Recent studies have established the promising therapeutic potential of targeting senescent cells. Senolytic drugs not only eliminate senescent cells but also restore key cellular and molecular hallmarks associated with senescence. Meharena and colleagues found that treating T21 NPCs with the senolytic drug combination of dasatinib plus quercetin ameliorated the senescence-associated genome-wide gene activity and chromatin architecture disruptions. Moreover, treatment with senolytics also restored the migratory and proliferative capacity in T21 NPCs, which are hallmark dysfunctions of the developing brain in individuals with Down syndrome.


(Meharena et al., 2022 | Cell Stem Cell) Senolytic drugs alleviate the dysfunctions induced by trisomy 21 in neural progenitor cells. Five days of dasatinib plus quercetin (DQ) treatment in trisomy 21 progenitor cells (Iso-T) restored the heterochromatin distribution, as measured by the co-localization of H3K9me3 and LMNB1 (E) and total LMNB1 levels (F) to similar levels observed in the non-T21 NPCs (Iso-E). Additionally, senolytic treatment in T21 NPCs reverted the gene regulation pattern of several key clusters to that of non-T21 (euploid) NPCs (G).

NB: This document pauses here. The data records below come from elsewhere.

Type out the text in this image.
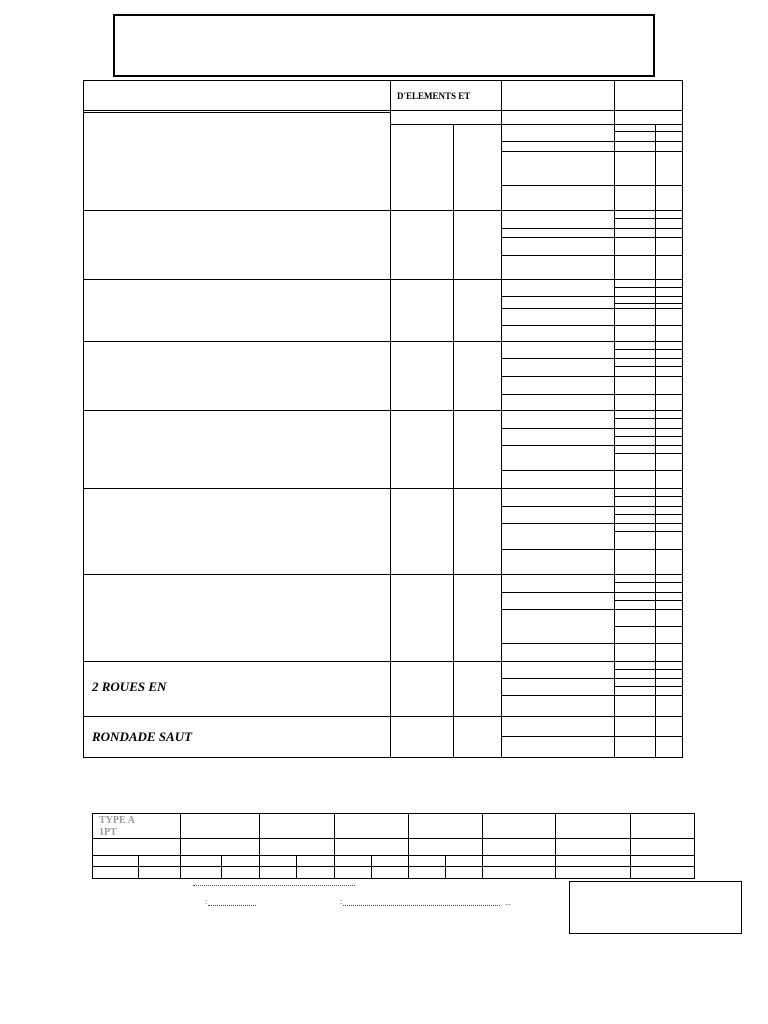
D'ELEMENTS ET
2 ROUES EN
RONDADE SAUT
TYPE A
1PT
:	:	...
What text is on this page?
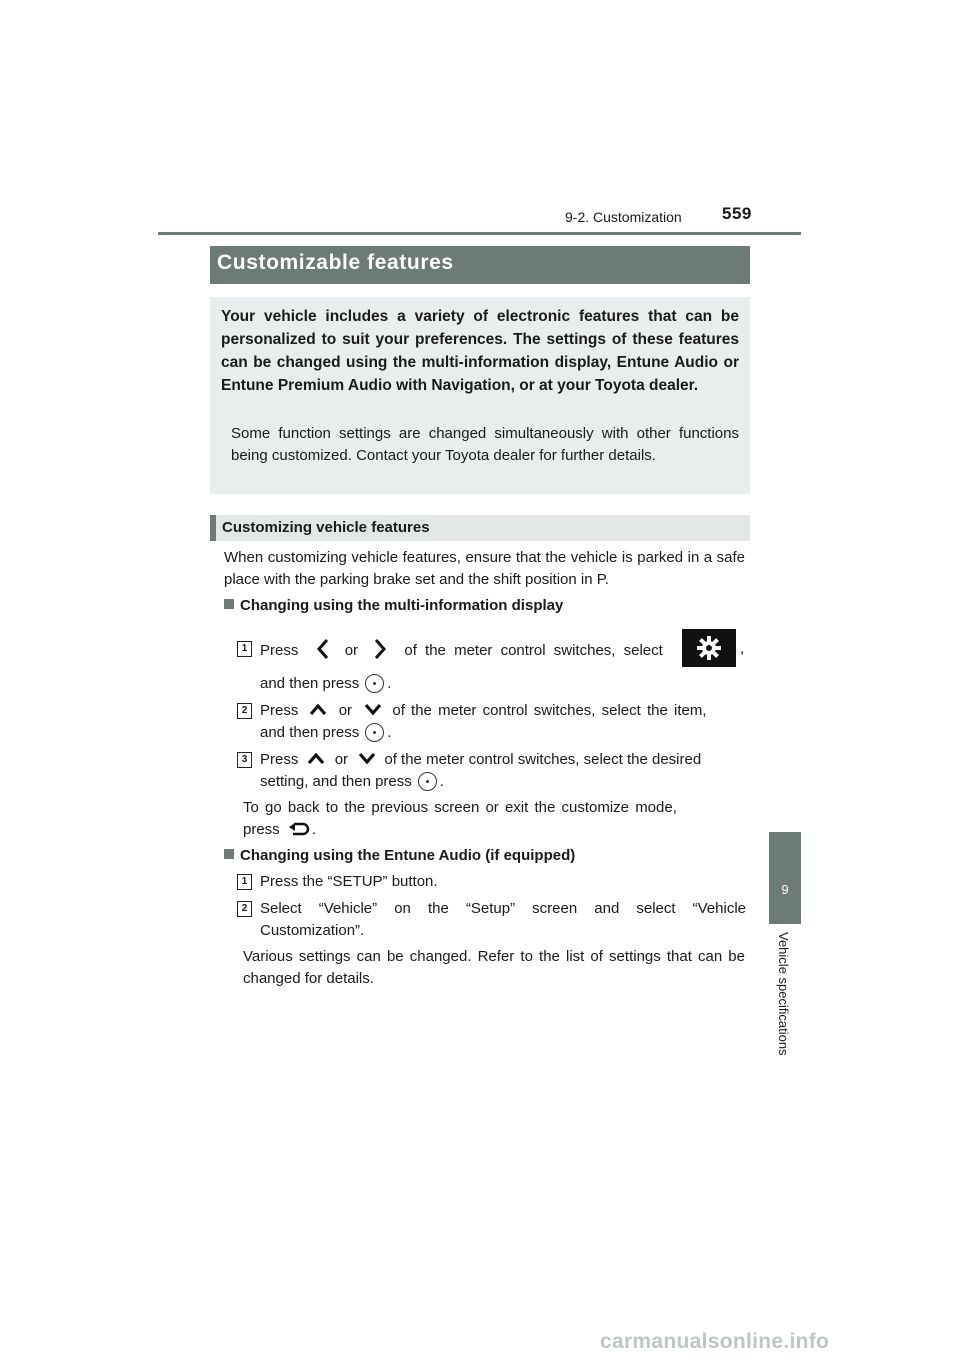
9-2. Customization 559
Customizable features
Your vehicle includes a variety of electronic features that can be personalized to suit your preferences. The settings of these features can be changed using the multi-information display, Entune Audio or Entune Premium Audio with Navigation, or at your Toyota dealer.
Some function settings are changed simultaneously with other functions being customized. Contact your Toyota dealer for further details.
Customizing vehicle features
When customizing vehicle features, ensure that the vehicle is parked in a safe place with the parking brake set and the shift position in P.
Changing using the multi-information display
1 Press	or	of the meter control switches, select	,
and then press .
2 Press	or	of the meter control switches, select the item,
and then press .
3 Press or of the meter control switches, select the desired
setting, and then press .
To go back to the previous screen or exit the customize mode,
press .
Changing using the Entune Audio (if equipped)
1 Press the “SETUP” button.
2 Select “Vehicle” on the “Setup” screen and select “Vehicle Customization”.
Various settings can be changed. Refer to the list of settings that can be changed for details.
9
Vehicle specifications
carmanualsonline.info
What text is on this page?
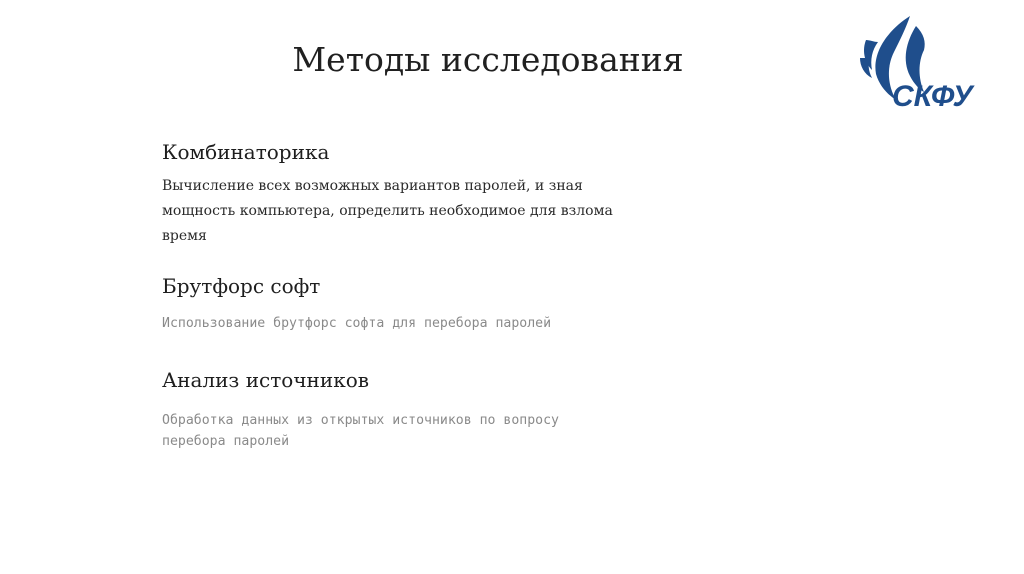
Методы исследования
СКФУ
Комбинаторика

Вычисление всех возможных вариантов паролей, и зная мощность компьютера, определить необходимое для взлома время

Брутфорс софт

Использование брутфорс софта для перебора паролей

Анализ источников

Обработка данных из открытых источников по вопросу перебора паролей
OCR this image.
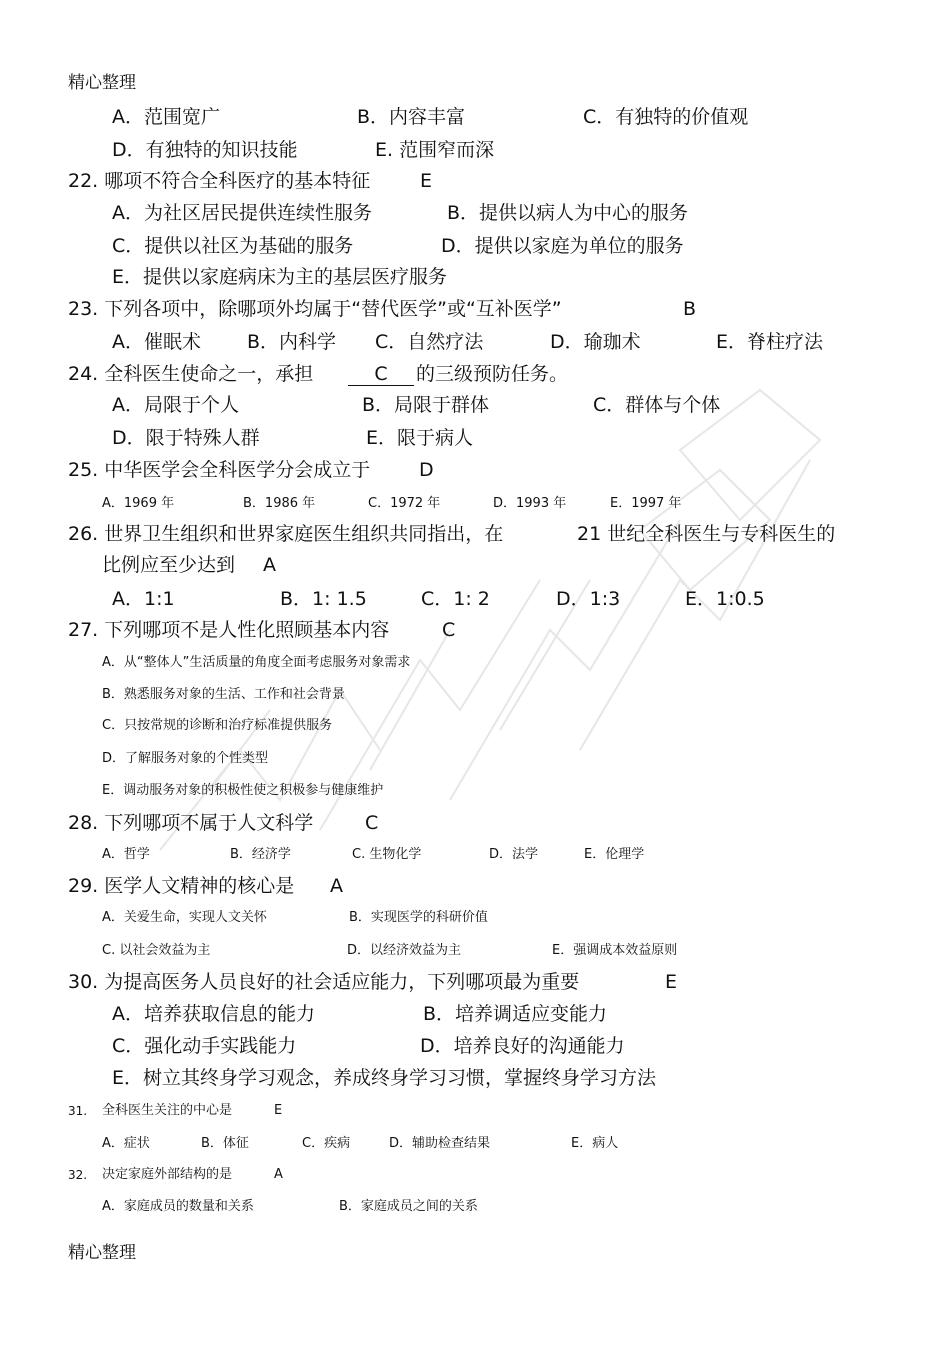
精心整理
A．范围宽广	B．内容丰富	C．有独特的价值观
D．有独特的知识技能	E. 范围窄而深
22. 哪项不符合全科医疗的基本特征	E
A．为社区居民提供连续性服务	B．提供以病人为中心的服务
C．提供以社区为基础的服务	D．提供以家庭为单位的服务
E．提供以家庭病床为主的基层医疗服务
23. 下列各项中，除哪项外均属于“替代医学”或“互补医学”	B
A．催眠术 B．内科学 C．自然疗法	D．瑜珈术	E．脊柱疗法
24. 全科医生使命之一，承担	C	的三级预防任务。
A．局限于个人	B．局限于群体	C．群体与个体
D．限于特殊人群	E．限于病人
25. 中华医学会全科医学分会成立于	D
A．1969 年	B．1986 年	C．1972 年	D．1993 年	E．1997 年
26. 世界卫生组织和世界家庭医生组织共同指出，在	21 世纪全科医生与专科医生的
比例应至少达到 A
A．1:1	B．1: 1.5	C．1: 2	D．1:3	E．1:0.5
27. 下列哪项不是人性化照顾基本内容	C
A．从“整体人”生活质量的角度全面考虑服务对象需求
B．熟悉服务对象的生活、工作和社会背景
C．只按常规的诊断和治疗标准提供服务
D．了解服务对象的个性类型
E．调动服务对象的积极性使之积极参与健康维护
28. 下列哪项不属于人文科学	C
A．哲学	B．经济学	C. 生物化学	D．法学	E．伦理学
29. 医学人文精神的核心是 A
A．关爱生命，实现人文关怀	B．实现医学的科研价值
C. 以社会效益为主	D．以经济效益为主	E．强调成本效益原则
30. 为提高医务人员良好的社会适应能力，下列哪项最为重要	E
A．培养获取信息的能力	B．培养调适应变能力
C．强化动手实践能力	D．培养良好的沟通能力
E．树立其终身学习观念，养成终身学习习惯，掌握终身学习方法
31. 全科医生关注的中心是	E
A．症状	B．体征	C．疾病	D．辅助检查结果	E．病人
32. 决定家庭外部结构的是	A
A．家庭成员的数量和关系	B．家庭成员之间的关系
精心整理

It is important to note that given the way that senolytics work, which is by eliminating senescent cells, that the cells treated likely did not undergo changes that reverted them back into a healthy state. Rather, the problematic senescence-like cells were likely eliminated, which improves the state of the remaining population of NPCs. 

But, in an interview with STAT, Meharena emphasized that the idea of using senolytics was just a proof of concept. “It wasn’t to show senolytics as a therapeutic intervention,” he said. “It’s still far too early for that.” Rather, he hopes that by identifying trisomy-induced senescence as a potential driver of the neurodevelopmental abnormalities seen in Down syndrome, his work might inspire new areas of research into future treatments.

Can anti-aging drugs treat Down syndrome?

While the new research points to some new explanations as to the causes of Down syndrome characteristics in brain cells, it raises many questions as to how the disease unfolds. For example, the stem cells from these Down syndrome patients did not exhibit the same disrupted nuclear organization seen in NPCs. According to Meharena, “Whatever disruption is happening is kicking in at the neural progenitor state,” he said.
This begs the question: what’s going on in these stem cells that is holding the proper nuclear architecture in place? “If we can learn why stem cells seem to be able to incorporate the additional chromosome without any major issues, maybe we can apply that to therapeutic interventions,” said Meharena. “At the very least, we hope it opens up new avenues for how we look at Down syndrome — that there seems to be this whole other element that plays on a different timeline that we really need to explore more.”